Lines are being drawn

English: Caron Treatment Centers logo

 

A major treatment provider, Caron, weighs in on Hazelden’s adoption of buprenorphine maintenance treatment:

 

We use buprenorphine (Suboxone) to assist with the detoxification process from opioids and the length of time can vary depending on the patient’s progress and additional medical issues, such as chronic pain. However, unlike Hazelden’s goal as stated in the article, Caron’s treatment goal is to completely withdraw the patient from buprenorphine.  We do not use burprenophine as an ongoing maintenance medication. Caron has been treating addicts and their families for more than 50 years and our evidence-based practices show that treatment requires medical, physical, behavioral, spiritual and psychological intervention.
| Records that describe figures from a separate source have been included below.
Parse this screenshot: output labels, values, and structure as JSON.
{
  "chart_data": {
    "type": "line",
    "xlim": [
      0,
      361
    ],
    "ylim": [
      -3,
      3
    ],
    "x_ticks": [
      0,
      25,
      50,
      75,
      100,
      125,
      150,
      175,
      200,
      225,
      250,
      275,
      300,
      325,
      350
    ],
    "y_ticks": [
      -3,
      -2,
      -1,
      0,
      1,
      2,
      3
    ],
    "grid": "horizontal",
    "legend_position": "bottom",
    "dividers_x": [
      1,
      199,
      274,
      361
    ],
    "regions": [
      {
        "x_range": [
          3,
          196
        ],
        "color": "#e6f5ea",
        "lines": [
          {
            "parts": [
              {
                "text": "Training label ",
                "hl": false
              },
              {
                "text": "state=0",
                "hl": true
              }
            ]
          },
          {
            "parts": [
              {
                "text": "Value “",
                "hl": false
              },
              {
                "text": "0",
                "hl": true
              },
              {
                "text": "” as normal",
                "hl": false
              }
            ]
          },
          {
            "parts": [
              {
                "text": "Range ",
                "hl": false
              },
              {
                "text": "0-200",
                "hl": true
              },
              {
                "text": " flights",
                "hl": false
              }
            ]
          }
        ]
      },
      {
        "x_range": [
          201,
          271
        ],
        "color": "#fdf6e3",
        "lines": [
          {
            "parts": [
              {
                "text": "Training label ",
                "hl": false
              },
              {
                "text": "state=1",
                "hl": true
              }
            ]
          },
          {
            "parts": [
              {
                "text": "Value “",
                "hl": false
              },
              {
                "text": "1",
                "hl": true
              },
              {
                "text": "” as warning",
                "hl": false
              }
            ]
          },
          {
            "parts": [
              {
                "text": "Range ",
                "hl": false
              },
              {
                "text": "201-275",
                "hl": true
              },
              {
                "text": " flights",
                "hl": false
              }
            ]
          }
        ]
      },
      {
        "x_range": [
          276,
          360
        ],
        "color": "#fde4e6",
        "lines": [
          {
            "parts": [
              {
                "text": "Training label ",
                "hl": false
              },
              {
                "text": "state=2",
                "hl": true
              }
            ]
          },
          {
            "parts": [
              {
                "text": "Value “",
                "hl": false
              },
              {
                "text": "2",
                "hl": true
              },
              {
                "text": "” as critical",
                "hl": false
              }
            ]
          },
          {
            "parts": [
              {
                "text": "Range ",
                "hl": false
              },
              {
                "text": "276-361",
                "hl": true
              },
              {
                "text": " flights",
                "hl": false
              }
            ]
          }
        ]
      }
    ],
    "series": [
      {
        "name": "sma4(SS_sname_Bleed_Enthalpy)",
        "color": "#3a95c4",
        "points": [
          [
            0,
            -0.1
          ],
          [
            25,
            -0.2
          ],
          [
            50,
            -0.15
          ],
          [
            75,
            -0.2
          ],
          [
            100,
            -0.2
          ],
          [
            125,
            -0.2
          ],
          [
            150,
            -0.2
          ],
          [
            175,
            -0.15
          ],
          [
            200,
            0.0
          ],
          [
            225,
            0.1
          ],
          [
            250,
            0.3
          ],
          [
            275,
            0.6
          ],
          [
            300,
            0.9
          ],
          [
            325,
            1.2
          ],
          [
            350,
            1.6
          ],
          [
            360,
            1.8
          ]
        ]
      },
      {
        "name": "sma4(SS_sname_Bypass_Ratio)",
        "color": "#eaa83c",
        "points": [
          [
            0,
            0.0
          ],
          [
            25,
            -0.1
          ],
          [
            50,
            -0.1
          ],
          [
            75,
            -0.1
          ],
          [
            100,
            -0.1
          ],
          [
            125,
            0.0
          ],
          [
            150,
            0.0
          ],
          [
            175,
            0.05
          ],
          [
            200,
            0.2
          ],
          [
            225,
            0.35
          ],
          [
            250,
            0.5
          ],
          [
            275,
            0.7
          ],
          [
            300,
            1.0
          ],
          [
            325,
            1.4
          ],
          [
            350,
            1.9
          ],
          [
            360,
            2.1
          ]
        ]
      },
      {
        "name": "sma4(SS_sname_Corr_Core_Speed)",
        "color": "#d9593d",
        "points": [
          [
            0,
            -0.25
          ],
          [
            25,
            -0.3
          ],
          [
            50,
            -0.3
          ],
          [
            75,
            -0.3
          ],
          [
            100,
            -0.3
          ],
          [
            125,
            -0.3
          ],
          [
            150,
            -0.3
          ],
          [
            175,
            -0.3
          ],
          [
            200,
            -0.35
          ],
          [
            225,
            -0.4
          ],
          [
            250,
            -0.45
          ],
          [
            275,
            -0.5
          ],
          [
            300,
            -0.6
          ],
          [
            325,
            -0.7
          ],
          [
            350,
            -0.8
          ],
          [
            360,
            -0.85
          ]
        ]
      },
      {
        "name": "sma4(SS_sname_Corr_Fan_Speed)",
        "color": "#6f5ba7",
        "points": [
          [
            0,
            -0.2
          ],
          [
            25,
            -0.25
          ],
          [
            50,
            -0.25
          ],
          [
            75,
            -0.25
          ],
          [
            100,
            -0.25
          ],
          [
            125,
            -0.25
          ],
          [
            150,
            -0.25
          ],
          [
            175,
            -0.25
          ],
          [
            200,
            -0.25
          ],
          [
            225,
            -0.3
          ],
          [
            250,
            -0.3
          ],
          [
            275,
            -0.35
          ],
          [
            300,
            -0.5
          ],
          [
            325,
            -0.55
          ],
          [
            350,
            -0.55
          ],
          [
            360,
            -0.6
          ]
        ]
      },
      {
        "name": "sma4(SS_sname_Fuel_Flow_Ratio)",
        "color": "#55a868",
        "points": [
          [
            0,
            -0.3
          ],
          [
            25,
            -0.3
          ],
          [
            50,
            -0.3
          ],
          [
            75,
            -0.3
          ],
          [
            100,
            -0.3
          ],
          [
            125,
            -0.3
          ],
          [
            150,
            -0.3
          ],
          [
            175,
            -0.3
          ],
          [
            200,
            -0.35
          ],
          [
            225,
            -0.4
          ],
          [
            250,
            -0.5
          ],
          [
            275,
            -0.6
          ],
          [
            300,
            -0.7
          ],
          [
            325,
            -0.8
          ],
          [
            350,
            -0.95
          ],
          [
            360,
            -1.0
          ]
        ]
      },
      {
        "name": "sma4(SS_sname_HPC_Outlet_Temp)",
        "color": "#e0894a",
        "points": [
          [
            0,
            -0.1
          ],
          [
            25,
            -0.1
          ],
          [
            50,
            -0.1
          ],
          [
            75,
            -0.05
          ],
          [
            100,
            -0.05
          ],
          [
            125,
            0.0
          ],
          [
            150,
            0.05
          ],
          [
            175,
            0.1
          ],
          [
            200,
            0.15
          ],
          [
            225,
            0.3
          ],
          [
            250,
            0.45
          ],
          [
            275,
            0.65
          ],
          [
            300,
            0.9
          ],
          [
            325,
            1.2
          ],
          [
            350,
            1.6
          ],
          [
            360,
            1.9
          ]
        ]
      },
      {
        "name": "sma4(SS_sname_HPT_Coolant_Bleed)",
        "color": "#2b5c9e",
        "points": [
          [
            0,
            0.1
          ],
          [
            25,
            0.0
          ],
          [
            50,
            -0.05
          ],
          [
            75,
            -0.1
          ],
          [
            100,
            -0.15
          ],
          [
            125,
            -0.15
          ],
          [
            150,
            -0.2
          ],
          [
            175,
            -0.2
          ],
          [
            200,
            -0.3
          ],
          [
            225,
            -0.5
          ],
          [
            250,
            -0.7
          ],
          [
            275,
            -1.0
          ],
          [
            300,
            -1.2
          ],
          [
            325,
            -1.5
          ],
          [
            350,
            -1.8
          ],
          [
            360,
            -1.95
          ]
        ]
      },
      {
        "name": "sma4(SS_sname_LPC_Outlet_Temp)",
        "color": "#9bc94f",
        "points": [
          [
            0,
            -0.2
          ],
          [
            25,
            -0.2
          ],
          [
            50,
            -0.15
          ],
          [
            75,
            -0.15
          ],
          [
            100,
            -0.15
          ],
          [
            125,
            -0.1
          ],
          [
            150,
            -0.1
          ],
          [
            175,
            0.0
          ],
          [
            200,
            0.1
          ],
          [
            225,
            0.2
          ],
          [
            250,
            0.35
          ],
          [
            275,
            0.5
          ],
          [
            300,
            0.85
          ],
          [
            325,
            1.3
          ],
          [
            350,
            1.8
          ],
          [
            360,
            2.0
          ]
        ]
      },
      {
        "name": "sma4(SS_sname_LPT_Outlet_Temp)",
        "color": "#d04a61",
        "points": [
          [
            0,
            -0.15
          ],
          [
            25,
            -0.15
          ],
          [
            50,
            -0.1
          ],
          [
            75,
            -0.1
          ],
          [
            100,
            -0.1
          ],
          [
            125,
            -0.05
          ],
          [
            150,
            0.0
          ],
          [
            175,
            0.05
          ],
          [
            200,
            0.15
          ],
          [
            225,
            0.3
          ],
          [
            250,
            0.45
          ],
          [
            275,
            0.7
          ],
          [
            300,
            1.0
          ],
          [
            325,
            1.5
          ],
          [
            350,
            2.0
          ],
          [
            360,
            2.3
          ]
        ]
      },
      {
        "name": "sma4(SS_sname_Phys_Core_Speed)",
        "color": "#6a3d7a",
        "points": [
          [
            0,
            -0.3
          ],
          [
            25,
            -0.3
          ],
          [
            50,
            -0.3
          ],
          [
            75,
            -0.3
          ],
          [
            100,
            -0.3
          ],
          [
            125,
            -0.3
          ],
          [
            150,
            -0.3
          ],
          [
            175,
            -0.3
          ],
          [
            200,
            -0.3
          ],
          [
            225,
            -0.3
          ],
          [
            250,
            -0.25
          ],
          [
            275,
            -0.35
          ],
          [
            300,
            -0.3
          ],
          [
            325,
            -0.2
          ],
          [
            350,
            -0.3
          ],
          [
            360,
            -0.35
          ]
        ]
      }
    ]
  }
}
At this time, we don’t believe there is sufficient evidence that remaining on a controlled substance, like buprenorphine, for the long term is a healthy approach to recovery. Instead, we focus on the critical role the 12-Steps play in helping individuals and families achieve and retain long-term sobriety and wellness.

 

It’s going to be interesting to see where the lines get drawn.

 

One neglected fact is that there are treatment programs that have already gone the buprenorphine maintenance route and abandoned it because the outcome did not resemble recovery and clients and their families were not satisfied.